昨夜、アンジェはフローラの事が心配になり彼女の部屋へとネックレスの力で訪れた。
『フローラ様!』
『アンジェ…!? こんな時間にどうしたのよ!?』
突然のアンジェの訪問に、フローラは酷く困惑していた。
けれど、直ぐにアンジェは自分を心配して駆けつけてくれたのだと悟り、フローラは微笑んだ。
それから二人はバルコニーで暫くの間、話をした。
今日はやけに夜風が冷たかった。
二人は一枚のシーツを被って、空に浮かぶ月を見上げる。
『私、パーティーには出ない事に決めたの』
『はい』
『……責めないの? 私、逃げようとしているのよ』
『責めるわけないじゃないですか。

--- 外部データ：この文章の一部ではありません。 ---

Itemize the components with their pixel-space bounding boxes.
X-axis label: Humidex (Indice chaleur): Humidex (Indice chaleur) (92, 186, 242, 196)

それに…それは逃げではなく、戦略的撤退ですよ』
アンジェの言葉にフローラは大きく頷いた。
みるみるうちに、フローラの瞳に涙が溜まり、零れ落ちていく。
アンジェはフローラが落ち着くまで、黙って傍で彼女に寄り添った。
『……私決めたわ』
『フローラ様?』
暫くしてフローラが意を決したかのようにそう言った。
目元が赤く腫れたフローラ。
微かに震える声で、彼女は精一杯の声を振り絞って言ったのだ。
「『十七歳の誕生日パーティーを私は主催する』」
アンジェの身につけていたネックレスからフローラの声でそうハッキリと言われた言葉にルツは目を大きく見開いた。
今回、アンジェがパーティーに出席した大きな理由。
それは、ルツにこの言葉を伝える為であった。
フローラの誕生日。
それはまだあと半年以上も先ではあるが、人を避け続けてきたフローラが、自らパーティーを開く、と宣言したのだ。
ルツは酷く困惑していた。
それと同時に酷く焦りも感じ始めた。
本当にフローラは変わろうとしているのかもしれない、と。
(フローラ様の誕生日を迎える前に私の誕生日が来る。……余命まであと二年になる訳だけど……この様子じゃ魔文の呪いのことを教えてくれる訳無いよね)
アンジェは目の前に立つルツを見て諦めきった様子で肩を落とした。
なにせ、ルツはアンジェをそれはそれは険しい顔つきで睨み、怒りに燃えているのだから。